“They will speak of the glory of Your kingdom and will declare Your might, informing all people of Your mighty acts and of the glorious splendor of Your kingdom. Your kingdom is an everlasting kingdom; Your rule is for all generations” (Psalm 145:11-13, HCSB).
The creative and redemptive activity of God in His universe is so inexplicable that we have to rely on figures of speech to communicate it. One of the figures of speech used to describe the reality of God’s rule and reign over the universe is to describe it as a “kingdom.”
A kingdom is a form of government. In the kingdom metaphor God is portrayed as a merciful monarch who loves the subjects of His Kingdom and solicits them to come under His loving care and righteous government. In God’s Kingdom He is both a Sovereign King and a Benevolent King.

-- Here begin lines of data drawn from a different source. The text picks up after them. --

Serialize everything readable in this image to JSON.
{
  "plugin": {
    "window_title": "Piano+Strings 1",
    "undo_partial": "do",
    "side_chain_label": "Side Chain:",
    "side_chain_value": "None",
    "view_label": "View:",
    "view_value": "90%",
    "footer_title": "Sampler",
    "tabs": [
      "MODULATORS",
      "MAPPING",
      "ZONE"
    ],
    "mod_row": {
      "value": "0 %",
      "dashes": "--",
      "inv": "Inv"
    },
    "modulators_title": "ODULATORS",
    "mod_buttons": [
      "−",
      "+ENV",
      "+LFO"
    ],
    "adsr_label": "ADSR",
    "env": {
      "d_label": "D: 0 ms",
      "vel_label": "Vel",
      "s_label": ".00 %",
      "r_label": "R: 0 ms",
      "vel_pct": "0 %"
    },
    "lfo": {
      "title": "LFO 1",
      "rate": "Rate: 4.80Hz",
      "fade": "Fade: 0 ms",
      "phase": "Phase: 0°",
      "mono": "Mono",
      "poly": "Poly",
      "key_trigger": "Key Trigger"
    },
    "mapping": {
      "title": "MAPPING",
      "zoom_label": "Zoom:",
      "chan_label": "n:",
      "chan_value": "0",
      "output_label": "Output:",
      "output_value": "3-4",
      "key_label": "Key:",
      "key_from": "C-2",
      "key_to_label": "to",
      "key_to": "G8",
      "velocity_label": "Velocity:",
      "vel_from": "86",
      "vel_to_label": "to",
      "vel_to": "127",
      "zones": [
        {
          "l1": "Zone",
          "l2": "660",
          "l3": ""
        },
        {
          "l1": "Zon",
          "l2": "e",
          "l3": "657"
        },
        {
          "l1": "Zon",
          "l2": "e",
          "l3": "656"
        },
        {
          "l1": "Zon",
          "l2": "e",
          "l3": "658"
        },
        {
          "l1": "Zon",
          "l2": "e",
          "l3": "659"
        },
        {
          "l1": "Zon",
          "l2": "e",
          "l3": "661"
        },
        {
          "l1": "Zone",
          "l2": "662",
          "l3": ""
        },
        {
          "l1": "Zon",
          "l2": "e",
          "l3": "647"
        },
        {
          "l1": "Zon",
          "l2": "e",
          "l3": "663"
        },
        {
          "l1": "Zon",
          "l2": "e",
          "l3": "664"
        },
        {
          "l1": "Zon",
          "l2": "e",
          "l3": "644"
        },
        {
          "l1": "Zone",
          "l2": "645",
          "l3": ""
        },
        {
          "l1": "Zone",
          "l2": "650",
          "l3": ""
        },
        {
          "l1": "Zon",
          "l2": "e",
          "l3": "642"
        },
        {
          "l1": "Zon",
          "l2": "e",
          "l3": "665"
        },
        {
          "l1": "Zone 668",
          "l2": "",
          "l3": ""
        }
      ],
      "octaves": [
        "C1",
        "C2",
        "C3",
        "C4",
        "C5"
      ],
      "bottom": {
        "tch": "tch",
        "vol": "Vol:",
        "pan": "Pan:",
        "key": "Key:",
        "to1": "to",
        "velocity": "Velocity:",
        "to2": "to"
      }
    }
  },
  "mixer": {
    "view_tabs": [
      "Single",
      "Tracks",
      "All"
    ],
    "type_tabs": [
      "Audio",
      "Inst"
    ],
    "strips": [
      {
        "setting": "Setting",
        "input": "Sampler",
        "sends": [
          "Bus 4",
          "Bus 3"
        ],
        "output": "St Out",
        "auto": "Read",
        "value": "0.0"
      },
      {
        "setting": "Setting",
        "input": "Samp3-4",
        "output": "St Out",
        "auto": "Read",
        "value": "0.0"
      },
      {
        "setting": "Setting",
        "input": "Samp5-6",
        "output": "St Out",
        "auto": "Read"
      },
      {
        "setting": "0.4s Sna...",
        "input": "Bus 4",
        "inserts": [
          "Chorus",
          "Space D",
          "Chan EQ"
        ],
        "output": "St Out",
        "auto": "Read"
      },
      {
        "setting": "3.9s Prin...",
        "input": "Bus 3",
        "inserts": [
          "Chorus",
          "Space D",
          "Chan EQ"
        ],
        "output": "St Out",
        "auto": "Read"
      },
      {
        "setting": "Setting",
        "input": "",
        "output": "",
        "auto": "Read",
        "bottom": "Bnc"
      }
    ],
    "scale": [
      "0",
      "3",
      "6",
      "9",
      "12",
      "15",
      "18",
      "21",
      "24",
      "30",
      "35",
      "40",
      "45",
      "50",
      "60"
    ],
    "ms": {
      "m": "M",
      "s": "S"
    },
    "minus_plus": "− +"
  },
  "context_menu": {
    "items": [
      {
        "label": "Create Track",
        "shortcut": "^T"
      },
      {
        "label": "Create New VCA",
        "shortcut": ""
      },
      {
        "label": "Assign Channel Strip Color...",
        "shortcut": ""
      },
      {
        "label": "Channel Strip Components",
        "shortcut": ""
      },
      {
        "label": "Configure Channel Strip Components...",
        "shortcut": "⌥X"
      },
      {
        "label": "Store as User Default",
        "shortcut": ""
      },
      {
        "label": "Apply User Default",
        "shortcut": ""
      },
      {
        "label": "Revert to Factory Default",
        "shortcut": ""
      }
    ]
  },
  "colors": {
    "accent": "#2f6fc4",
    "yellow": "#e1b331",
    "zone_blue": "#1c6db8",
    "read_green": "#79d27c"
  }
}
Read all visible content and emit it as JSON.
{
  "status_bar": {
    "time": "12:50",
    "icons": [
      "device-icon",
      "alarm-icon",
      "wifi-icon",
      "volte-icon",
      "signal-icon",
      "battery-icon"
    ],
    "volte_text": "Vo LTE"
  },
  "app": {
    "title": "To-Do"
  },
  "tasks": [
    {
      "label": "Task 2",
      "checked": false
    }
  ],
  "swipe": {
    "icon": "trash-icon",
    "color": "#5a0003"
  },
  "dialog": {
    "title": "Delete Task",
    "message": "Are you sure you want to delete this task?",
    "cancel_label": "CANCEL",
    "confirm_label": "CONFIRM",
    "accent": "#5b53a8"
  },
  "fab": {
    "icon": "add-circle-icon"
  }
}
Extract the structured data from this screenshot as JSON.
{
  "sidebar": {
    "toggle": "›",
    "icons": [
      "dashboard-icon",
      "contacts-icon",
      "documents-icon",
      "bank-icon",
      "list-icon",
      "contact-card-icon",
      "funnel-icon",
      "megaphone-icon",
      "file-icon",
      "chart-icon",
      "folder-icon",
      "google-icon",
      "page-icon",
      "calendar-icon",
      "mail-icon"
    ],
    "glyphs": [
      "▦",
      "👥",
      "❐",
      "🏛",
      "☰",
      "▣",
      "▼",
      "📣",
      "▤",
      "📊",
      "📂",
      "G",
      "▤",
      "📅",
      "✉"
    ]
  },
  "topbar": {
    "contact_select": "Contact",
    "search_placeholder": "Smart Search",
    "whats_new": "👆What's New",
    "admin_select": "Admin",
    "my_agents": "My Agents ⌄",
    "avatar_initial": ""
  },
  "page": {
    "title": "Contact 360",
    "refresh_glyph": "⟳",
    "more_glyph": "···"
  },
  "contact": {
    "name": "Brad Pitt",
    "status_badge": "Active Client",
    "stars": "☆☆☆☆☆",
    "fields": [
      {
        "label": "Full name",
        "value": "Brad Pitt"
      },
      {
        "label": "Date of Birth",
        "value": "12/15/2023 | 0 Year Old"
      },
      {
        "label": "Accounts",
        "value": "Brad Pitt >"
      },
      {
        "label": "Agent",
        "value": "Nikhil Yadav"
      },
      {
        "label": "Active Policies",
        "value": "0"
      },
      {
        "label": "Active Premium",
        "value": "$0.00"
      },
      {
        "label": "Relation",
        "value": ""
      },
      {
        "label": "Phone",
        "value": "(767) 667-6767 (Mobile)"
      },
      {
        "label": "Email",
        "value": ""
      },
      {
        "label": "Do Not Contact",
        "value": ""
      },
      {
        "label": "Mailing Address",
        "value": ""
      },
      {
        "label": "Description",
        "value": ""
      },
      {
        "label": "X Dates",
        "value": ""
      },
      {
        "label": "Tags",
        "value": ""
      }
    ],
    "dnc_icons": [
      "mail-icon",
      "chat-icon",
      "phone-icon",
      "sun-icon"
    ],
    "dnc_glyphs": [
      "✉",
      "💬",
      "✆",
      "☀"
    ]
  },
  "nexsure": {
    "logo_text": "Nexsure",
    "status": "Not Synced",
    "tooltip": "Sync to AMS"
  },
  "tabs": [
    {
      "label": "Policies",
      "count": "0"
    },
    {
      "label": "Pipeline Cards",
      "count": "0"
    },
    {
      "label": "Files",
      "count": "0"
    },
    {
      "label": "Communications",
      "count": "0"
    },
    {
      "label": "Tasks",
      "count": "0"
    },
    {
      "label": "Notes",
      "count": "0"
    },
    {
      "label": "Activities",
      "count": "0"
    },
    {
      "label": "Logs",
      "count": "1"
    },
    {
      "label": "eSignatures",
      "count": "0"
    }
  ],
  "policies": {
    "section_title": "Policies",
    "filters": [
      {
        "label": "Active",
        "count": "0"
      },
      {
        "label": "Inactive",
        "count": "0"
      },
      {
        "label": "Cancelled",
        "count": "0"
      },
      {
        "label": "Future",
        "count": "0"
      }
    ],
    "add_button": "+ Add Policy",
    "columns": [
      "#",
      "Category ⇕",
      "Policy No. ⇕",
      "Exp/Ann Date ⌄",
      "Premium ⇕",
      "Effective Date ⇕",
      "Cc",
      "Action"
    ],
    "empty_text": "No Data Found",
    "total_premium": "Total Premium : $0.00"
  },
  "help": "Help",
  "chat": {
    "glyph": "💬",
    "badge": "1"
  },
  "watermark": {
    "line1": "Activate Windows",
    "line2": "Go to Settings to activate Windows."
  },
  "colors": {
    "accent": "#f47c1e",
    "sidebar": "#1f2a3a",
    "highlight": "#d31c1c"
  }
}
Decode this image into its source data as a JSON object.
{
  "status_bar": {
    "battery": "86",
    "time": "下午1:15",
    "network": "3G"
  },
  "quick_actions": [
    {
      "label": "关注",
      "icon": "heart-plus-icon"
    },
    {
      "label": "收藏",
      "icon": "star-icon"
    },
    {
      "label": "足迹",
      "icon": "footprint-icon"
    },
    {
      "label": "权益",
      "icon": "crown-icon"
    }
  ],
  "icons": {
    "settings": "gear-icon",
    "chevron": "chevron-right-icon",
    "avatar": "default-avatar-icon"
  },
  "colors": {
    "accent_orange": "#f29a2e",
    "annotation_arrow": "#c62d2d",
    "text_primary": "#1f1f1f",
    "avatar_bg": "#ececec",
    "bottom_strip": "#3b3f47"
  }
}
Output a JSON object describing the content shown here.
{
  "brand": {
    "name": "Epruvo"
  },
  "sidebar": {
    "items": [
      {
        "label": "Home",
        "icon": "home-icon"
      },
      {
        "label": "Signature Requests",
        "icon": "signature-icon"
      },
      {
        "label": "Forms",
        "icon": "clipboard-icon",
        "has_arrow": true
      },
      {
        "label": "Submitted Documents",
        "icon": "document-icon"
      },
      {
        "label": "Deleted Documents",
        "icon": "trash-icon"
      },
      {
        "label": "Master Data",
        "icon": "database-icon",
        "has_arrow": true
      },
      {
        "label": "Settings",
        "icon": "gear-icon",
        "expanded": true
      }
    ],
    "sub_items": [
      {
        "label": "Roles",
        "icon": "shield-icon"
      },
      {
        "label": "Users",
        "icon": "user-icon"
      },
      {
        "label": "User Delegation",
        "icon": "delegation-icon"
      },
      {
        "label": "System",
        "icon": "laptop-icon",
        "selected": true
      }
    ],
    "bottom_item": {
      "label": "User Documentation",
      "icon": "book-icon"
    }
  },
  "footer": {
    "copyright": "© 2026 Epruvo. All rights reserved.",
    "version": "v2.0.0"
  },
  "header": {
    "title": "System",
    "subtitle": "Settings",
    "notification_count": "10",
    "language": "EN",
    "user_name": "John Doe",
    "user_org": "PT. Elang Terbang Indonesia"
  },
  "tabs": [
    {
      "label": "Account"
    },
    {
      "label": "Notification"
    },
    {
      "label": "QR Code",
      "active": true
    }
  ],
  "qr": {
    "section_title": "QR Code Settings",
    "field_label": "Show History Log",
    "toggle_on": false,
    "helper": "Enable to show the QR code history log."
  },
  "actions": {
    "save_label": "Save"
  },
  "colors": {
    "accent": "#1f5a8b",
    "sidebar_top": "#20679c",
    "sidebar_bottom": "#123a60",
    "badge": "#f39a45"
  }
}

In the Bible the Kingdom of God became an objective reality through the incarnation of Jesus. When God became human in the person of Jesus Christ, he became the Crown Prince of the Kingdom of God.
His sovereign duty was the establishment of the Kingdom of God in this world. Jesus prayed for, preached about, and died for His Kingdom. With his resurrection He ascended to the throne as King over the Kingdom of God.
The gospel of Jesus is a message of an everlasting Kingdom—a spiritual nation that extends from the creation of the universe to this present age and into the ages to come.
His message is a message of reclamation and recovery—recapturing a Kingdom that had been usurped from its lawful owners.
His mission is a search and rescue operation—finding the lost citizens of the Kingdom and giving them charge over its interests.
The primary message of the Kingdom is that Jesus Christ, the Son of God, is the King over a magnificent, eternal kingdom! And to believe in the message of His Kingdom is to swear allegiance to its King!
In the Bible the Kingdom of God is sometimes portrayed as a present reality, sometimes as a future event. This passage from Psalms uses this present/future tension to describe God’s Kingdom.
Although the Kingdom of God finds its ultimate fulfillment in the future, its formation began with the ministry of Jesus drawing its citizens to this new government He is establishing. This new era is defined by the dispensing of the Spirit, which is the mark of incorporation into God’s Kingdom, the redeemed community of God.
The anticipated future Kingdom is even now breaking into the present age and its redemptive power demonstrates the comprehensive deliverance and reconciliation that will one day extend across the entire creation!
So, Jesus came to this world not only to die for our sins, but also to teach us how to live for the future in the present.